Le gars qui a le guts que je n’ai pas…

Combien de fois je me suis imaginé faire quelque chose de drastique, succomber à cette rage qui bouille en moi face à l’inexplicable et inébranlable stupidité humaine?

Combien de fois j’ai songé à me soustraire de cette société de surconsommation qui broie les hommes dès le berceau et qui nous rend esclave de nos faiblesses et nous prive de la liberté naturelle à laquelle tout être est en droit de s’attendre?

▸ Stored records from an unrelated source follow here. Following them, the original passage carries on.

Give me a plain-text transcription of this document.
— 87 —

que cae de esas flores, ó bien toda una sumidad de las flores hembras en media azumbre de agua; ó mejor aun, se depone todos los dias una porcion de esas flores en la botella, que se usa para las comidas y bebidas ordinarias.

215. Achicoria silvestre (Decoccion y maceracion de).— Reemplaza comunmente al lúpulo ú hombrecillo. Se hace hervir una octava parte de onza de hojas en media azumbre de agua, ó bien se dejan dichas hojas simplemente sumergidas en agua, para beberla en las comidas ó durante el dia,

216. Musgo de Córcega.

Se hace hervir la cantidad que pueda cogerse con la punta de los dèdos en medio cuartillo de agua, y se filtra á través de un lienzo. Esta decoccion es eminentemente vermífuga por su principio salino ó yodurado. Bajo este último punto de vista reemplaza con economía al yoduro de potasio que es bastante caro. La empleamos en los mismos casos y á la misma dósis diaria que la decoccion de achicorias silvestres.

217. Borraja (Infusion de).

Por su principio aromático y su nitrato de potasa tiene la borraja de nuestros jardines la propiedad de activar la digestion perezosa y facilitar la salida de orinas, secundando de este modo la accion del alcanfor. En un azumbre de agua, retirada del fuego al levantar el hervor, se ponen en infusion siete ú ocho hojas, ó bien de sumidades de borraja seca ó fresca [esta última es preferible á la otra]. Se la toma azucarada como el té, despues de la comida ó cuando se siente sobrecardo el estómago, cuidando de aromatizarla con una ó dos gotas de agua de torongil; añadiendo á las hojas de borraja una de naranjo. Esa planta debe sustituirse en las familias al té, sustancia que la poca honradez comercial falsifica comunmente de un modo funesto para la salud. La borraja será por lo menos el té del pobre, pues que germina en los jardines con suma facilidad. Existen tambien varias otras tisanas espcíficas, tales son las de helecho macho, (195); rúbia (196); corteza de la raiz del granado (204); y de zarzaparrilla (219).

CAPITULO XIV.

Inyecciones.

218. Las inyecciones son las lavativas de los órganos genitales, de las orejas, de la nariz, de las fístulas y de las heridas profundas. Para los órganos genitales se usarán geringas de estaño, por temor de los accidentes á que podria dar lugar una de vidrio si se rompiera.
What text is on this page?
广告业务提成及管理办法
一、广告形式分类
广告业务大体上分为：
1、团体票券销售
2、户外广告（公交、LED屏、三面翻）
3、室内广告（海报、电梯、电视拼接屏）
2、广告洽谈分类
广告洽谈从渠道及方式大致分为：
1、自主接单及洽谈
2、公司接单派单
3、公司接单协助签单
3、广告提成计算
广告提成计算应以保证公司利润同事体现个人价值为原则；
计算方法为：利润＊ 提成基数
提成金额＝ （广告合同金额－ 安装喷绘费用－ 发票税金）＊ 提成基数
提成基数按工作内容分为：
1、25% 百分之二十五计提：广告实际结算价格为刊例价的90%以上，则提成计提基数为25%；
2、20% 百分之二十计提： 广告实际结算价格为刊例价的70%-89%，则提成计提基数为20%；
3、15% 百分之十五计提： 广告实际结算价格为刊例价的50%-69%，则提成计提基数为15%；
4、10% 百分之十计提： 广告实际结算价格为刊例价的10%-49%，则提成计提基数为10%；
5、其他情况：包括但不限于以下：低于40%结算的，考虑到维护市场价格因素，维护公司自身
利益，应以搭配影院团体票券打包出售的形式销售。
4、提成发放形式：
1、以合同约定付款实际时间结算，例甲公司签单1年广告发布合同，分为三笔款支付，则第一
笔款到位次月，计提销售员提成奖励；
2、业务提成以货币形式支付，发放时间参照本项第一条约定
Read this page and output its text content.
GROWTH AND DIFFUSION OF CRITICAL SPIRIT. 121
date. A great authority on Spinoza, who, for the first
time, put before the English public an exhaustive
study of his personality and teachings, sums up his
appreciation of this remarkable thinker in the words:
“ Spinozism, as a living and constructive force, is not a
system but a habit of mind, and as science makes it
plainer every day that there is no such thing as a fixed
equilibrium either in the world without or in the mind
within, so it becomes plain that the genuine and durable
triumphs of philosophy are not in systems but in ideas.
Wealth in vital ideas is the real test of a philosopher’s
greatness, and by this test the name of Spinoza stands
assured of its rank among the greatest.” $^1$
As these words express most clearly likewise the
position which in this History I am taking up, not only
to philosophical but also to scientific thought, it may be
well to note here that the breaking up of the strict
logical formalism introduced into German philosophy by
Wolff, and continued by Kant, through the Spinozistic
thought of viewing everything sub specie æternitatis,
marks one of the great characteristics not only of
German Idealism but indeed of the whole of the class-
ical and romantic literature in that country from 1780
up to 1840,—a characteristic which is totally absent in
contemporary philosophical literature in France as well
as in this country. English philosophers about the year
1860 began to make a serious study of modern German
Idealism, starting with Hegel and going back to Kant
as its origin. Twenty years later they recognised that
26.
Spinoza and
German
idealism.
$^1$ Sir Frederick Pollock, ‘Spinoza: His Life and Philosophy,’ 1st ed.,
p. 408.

Combien de fois j’ai dit ou pensé que vivre simplement, prioriser l’être sur l’avoir était la voie à suivre?

Qu’a-t-on besoin au fond sinon d’un abri pour nous protéger des intempéries, de nourriture pour se sustenter et d’un peu de chaleur humaine, d’amour et de fraternité?

Nous nous sommes éloignés de notre naturalité en nous « civilisant » et chaque décennie qui passe nous en éloigne de plus en plus.

Nous broyons les entrailles de notre mère la Terre et destinons au trépas tous les êtres de la création qui la partage avec nous en transformant tout en « ressources » sans considération, sans même nous arrêter pour nous demander si nous avons le droit de violer ainsi le cycle de la vie, sans même nous demander si nous ne nous mettons pas nous-même en péril en agissant ainsi.

Nous sommes face à une crise sans précédent dans l’histoire de l’humanité, une crise économique qui est loin d’être réglée, doublée d’une crise environnementale qui bouleversera notre génération et celles à venir.

Vivre avec des désirs infinis dans un univers aux « ressources » finies, espérer la croissance infinie pour faire fonctionner infiniement un système économique dans un univers fini est illogique et ridicule.

Vous connaissez tous la formule de l’intérêt composé et lorsqu’on l’applique aux ressources, à la population et à la capacité de la planète à soutenir le rythme on se rend vite compte que nos façons ne sont pas soutenables.

Nous devons changer…

La seule solution à la crise économique, c’est la croissance.

La seule solution à la crise écologique, c’est la décroissance.

Qu’est-ce que l’homme choisira connaissant son narcissime et sa soif de pouvoir?

Attendra-t-il comme toujours d’être face à l’inéluctable pour enfin agir?

Certains d’entre nous, et nous sommes de plus en plus, commençons à agir en consommant moins, de gérant mieux notre empreinte et nos déchets, en devenant végétariens…

D’autres font des coupures plus drastiques et courageuses.

C’est le cas de ce jeune homme qui vient de lancer un blog sur son périple.

Brisé par la rat race, il a fait le choix de faire un retour à l’essentiel et de s’abandonner à la simplicité volontaire et au minimalisme.

Il désire aller vivre sur la terre de son grand-père dans un camps qu’il aménagera afin de pouvoir affronter la rigueur de nos hivers et cherchera à augmenter son auto-suffisance par la permaculture notamment.

Ça prend du guts pour faire un tel saut. Du guts que je n’ai pas encore su avoir… car je me sens coupable et responsable de la destinée de mes enfants notamment, mais aussi parce que je sens que je n’aurais pas l’appui de mes proches et autant j’aimerais pouvoir me déclarer libre-penseur, je sais très bien au fond que je ne le suis pas et que l’opinion de mes parents et de mes proches a encore beaucoup d’emprise sur moi.

Félicitation Thierry pour ton courage, ton blog et ton projet. J’irai certainement suivre son évolution!